Per passare inosservato nella destinazione turistica, Vázquez ha affermato che sulla strada per la città costiera in auto civili si sono fermati a Walmart per acquistare abbigliamento da spiaggia per la squadra di 24 marines. Le intercettazioni telefoniche delle autorità statunitensi erano riuscite a localizzare Miguel Cóndor Hoo Ramírez, l'assistente che accompagnava El Chapo ed era fuggito con lui attraverso il tunnel, in un hotel a Mazatlán.

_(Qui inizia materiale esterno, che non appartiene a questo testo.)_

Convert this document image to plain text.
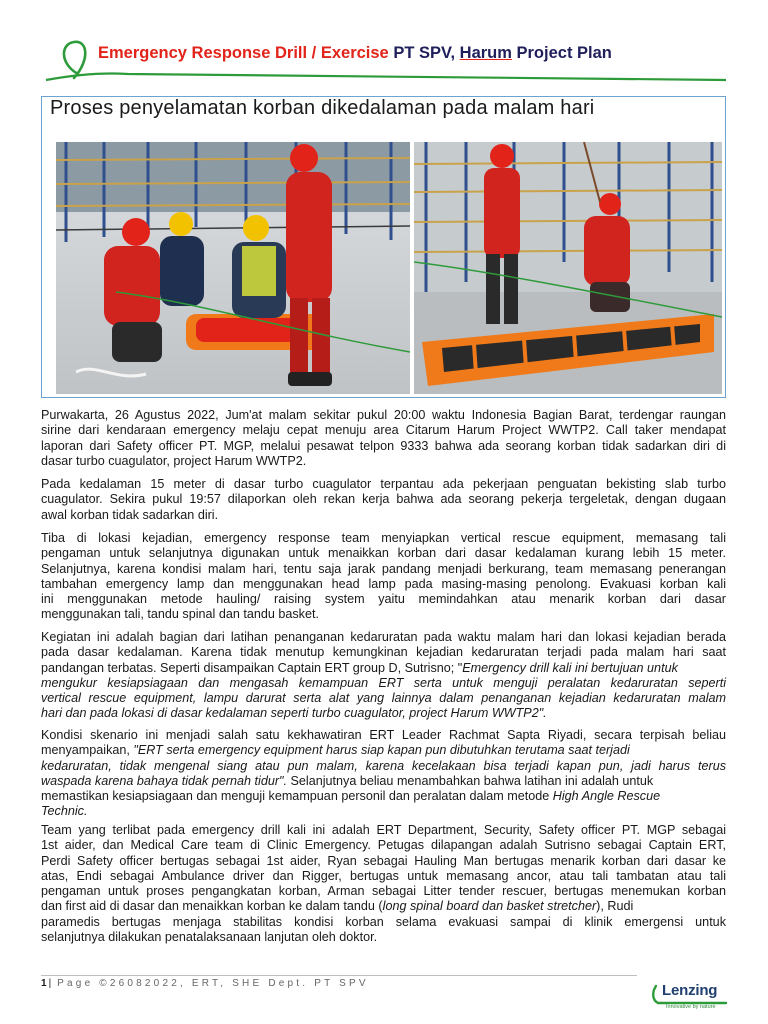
Emergency Response Drill / Exercise PT SPV, Harum Project Plan
Proses penyelamatan korban dikedalaman pada malam hari
Purwakarta, 26 Agustus 2022, Jum'at malam sekitar pukul 20:00 waktu Indonesia Bagian Barat, terdengar raungan
sirine dari kendaraan emergency melaju cepat menuju area Citarum Harum Project WWTP2. Call taker mendapat
laporan dari Safety officer PT. MGP, melalui pesawat telpon 9333 bahwa ada seorang korban tidak sadarkan diri di
dasar turbo cuagulator, project Harum WWTP2.
Pada kedalaman 15 meter di dasar turbo cuagulator terpantau ada pekerjaan penguatan bekisting slab turbo
cuagulator. Sekira pukul 19:57 dilaporkan oleh rekan kerja bahwa ada seorang pekerja tergeletak, dengan dugaan
awal korban tidak sadarkan diri.
Tiba di lokasi kejadian, emergency response team menyiapkan vertical rescue equipment, memasang tali
pengaman untuk selanjutnya digunakan untuk menaikkan korban dari dasar kedalaman kurang lebih 15 meter.
Selanjutnya, karena kondisi malam hari, tentu saja jarak pandang menjadi berkurang, team memasang penerangan
tambahan emergency lamp dan menggunakan head lamp pada masing-masing penolong. Evakuasi korban kali
ini menggunakan metode hauling/ raising system yaitu memindahkan atau menarik korban dari dasar
menggunakan tali, tandu spinal dan tandu basket.
Kegiatan ini adalah bagian dari latihan penanganan kedaruratan pada waktu malam hari dan lokasi kejadian berada
pada dasar kedalaman. Karena tidak menutup kemungkinan kejadian kedaruratan terjadi pada malam hari saat
pandangan terbatas. Seperti disampaikan Captain ERT group D, Sutrisno; "Emergency drill kali ini bertujuan untuk
mengukur kesiapsiagaan dan mengasah kemampuan ERT serta untuk menguji peralatan kedaruratan seperti
vertical rescue equipment, lampu darurat serta alat yang lainnya dalam penanganan kejadian kedaruratan malam
hari dan pada lokasi di dasar kedalaman seperti turbo cuagulator, project Harum WWTP2".
Kondisi skenario ini menjadi salah satu kekhawatiran ERT Leader Rachmat Sapta Riyadi, secara terpisah beliau
menyampaikan, "ERT serta emergency equipment harus siap kapan pun dibutuhkan terutama saat terjadi
kedaruratan, tidak mengenal siang atau pun malam, karena kecelakaan bisa terjadi kapan pun, jadi harus terus
waspada karena bahaya tidak pernah tidur". Selanjutnya beliau menambahkan bahwa latihan ini adalah untuk
memastikan kesiapsiagaan dan menguji kemampuan personil dan peralatan dalam metode High Angle Rescue
Technic.
Team yang terlibat pada emergency drill kali ini adalah ERT Department, Security, Safety officer PT. MGP sebagai
1st aider, dan Medical Care team di Clinic Emergency. Petugas dilapangan adalah Sutrisno sebagai Captain ERT,
Perdi Safety officer bertugas sebagai 1st aider, Ryan sebagai Hauling Man bertugas menarik korban dari dasar ke
atas, Endi sebagai Ambulance driver dan Rigger, bertugas untuk memasang ancor, atau tali tambatan atau tali
pengaman untuk proses pengangkatan korban, Arman sebagai Litter tender rescuer, bertugas menemukan korban
dan first aid di dasar dan menaikkan korban ke dalam tandu (long spinal board dan basket stretcher), Rudi
paramedis bertugas menjaga stabilitas kondisi korban selama evakuasi sampai di klinik emergensi untuk
selanjutnya dilakukan penatalaksanaan lanjutan oleh doktor.
1 | Page ©26082022, ERT, SHE Dept. PT SPV	Lenzing
Innovative by nature
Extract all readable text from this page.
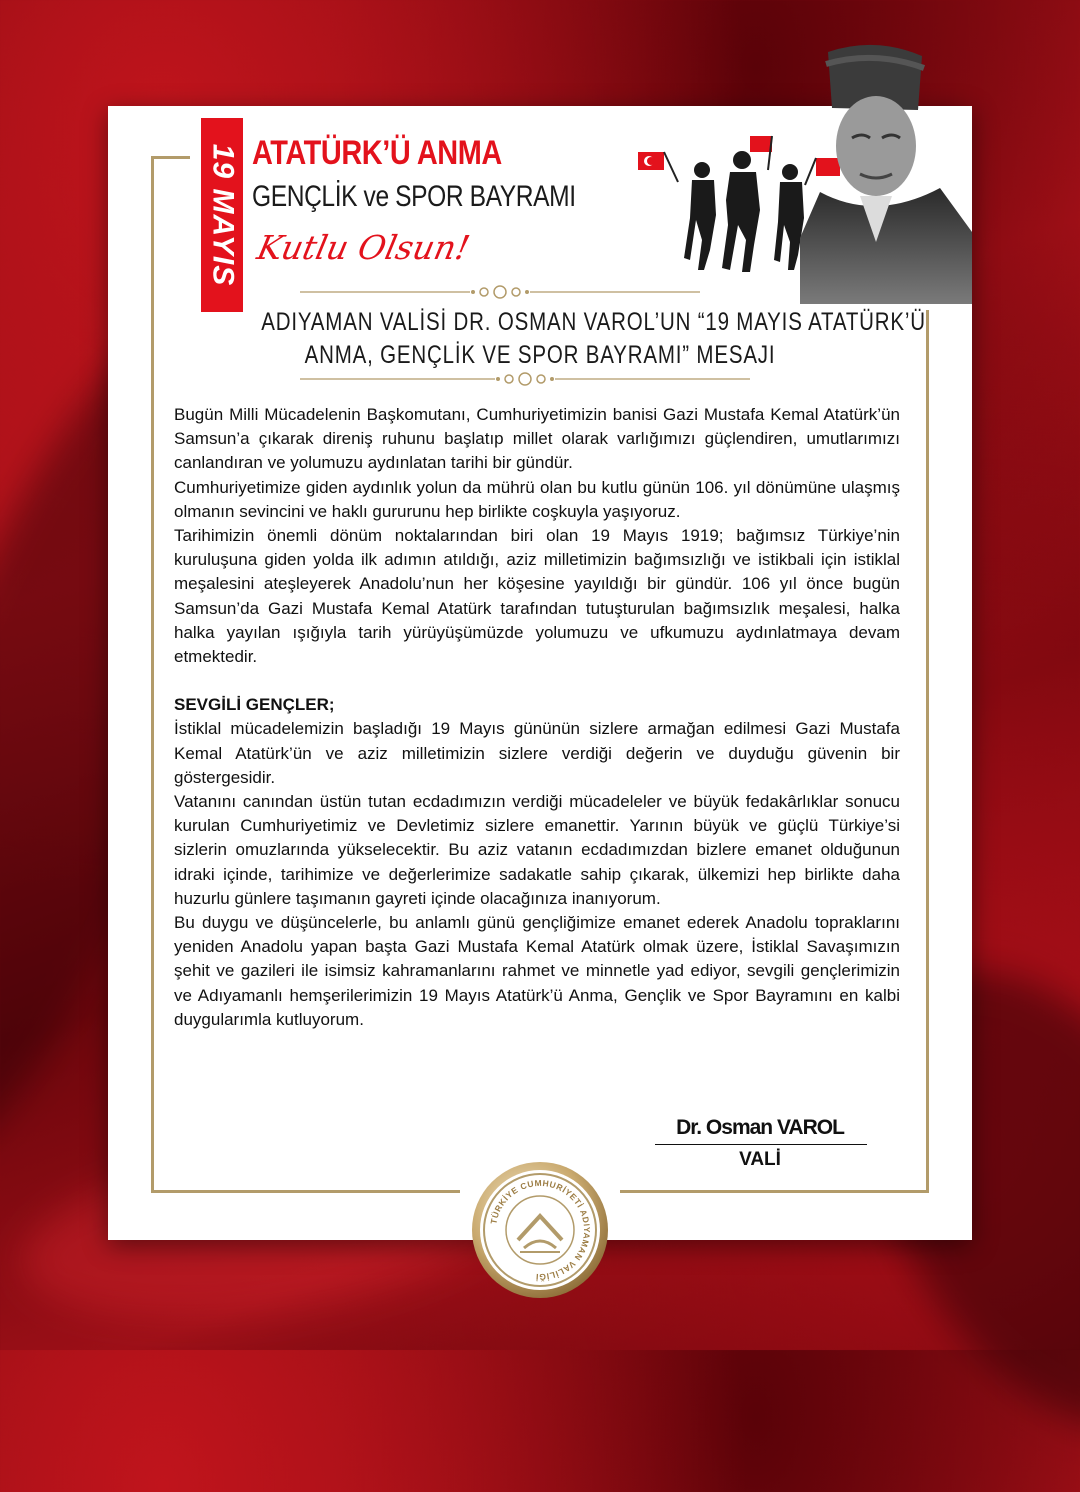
19 MAYIS ATATÜRK’Ü ANMA
GENÇLİK ve SPOR BAYRAMI
Kutlu Olsun!
ADIYAMAN VALİSİ DR. OSMAN VAROL’UN “19 MAYIS ATATÜRK’Ü
ANMA, GENÇLİK VE SPOR BAYRAMI” MESAJI

Bugün Milli Mücadelenin Başkomutanı, Cumhuriyetimizin banisi Gazi Mustafa Kemal Atatürk’ün Samsun’a çıkarak direniş ruhunu başlatıp millet olarak varlığımızı güçlendiren, umutlarımızı canlandıran ve yolumuzu aydınlatan tarihi bir gündür.

Cumhuriyetimize giden aydınlık yolun da mührü olan bu kutlu günün 106. yıl dönümüne ulaşmış olmanın sevincini ve haklı gururunu hep birlikte coşkuyla yaşıyoruz.

Tarihimizin önemli dönüm noktalarından biri olan 19 Mayıs 1919; bağımsız Türkiye’nin kuruluşuna giden yolda ilk adımın atıldığı, aziz milletimizin bağımsızlığı ve istikbali için istiklal meşalesini ateşleyerek Anadolu’nun her köşesine yayıldığı bir gündür. 106 yıl önce bugün Samsun’da Gazi Mustafa Kemal Atatürk tarafından tutuşturulan bağımsızlık meşalesi, halka halka yayılan ışığıyla tarih yürüyüşümüzde yolumuzu ve ufkumuzu aydınlatmaya devam etmektedir.

SEVGİLİ GENÇLER;

İstiklal mücadelemizin başladığı 19 Mayıs gününün sizlere armağan edilmesi Gazi Mustafa Kemal Atatürk’ün ve aziz milletimizin sizlere verdiği değerin ve duyduğu güvenin bir göstergesidir.

Vatanını canından üstün tutan ecdadımızın verdiği mücadeleler ve büyük fedakârlıklar sonucu kurulan Cumhuriyetimiz ve Devletimiz sizlere emanettir. Yarının büyük ve güçlü Türkiye’si sizlerin omuzlarında yükselecektir. Bu aziz vatanın ecdadımızdan bizlere emanet olduğunun idraki içinde, tarihimize ve değerlerimize sadakatle sahip çıkarak, ülkemizi hep birlikte daha huzurlu günlere taşımanın gayreti içinde olacağınıza inanıyorum.

Bu duygu ve düşüncelerle, bu anlamlı günü gençliğimize emanet ederek Anadolu topraklarını yeniden Anadolu yapan başta Gazi Mustafa Kemal Atatürk olmak üzere, İstiklal Savaşımızın şehit ve gazileri ile isimsiz kahramanlarını rahmet ve minnetle yad ediyor, sevgili gençlerimizin ve Adıyamanlı hemşerilerimizin 19 Mayıs Atatürk’ü Anma, Gençlik ve Spor Bayramını en kalbi duygularımla kutluyorum.

Dr. Osman VAROL
VALİ
TÜRKİYE CUMHURİYETİ ADIYAMAN VALİLİĞİ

Il giorno successivo, il 22 febbraio, si recarono la mattina presto all'albergo Miramar, che era sospettosamente sorvegliato da due pattugliatori della polizia locale, che fecero partire. "Non potevamo fidarci della polizia locale e statale", ha detto l'agente, che ha assicurato che la corruzione in questi corpi "è incontrollata".

Una volta assicurati gli ingressi all'edificio, i militari perquisirono la stanza dell'edificio per stanza fino a quando non raggiunsero il bersaglio al quarto piano. "7.7, confermato, Vic", Vázquez è stato riportato alla radio. "Sapevo che avevamo Guzmán Loera."

L'agente, che era stato sulle sue tracce per anni, è stato in grado di incontrare la sua preda pochi minuti dopo nel seminterrato dell'hotel. "Sono andato a piedi dove ero [in ginocchio]", ha ricordato. "Ho detto: 'Ehi, sei tu, sei tu.'

Insieme a Chapo c'erano, oltre a Cóndor, sua moglie Emma Coronel e le loro due figlie.

Poco dopo, ha detto, ha accompagnato il detenuto in un Learjet della Marina messicana fino alla capitale del paese azteco, dove lo ha visto l'ultima volta. Fino a mercoledì, quando lo trovò di nuovo, ma questa volta in un'aula di tribunale federale.

Come è noto, dopo quella cattura a Mazatlán, El Chapo è stato condannato dai tribunali messicani e condannato a una pena detentiva, che ha scontato in un carcere di massima sicurezza quando è fuggito l'anno successivo. Attraverso un altro tunnel.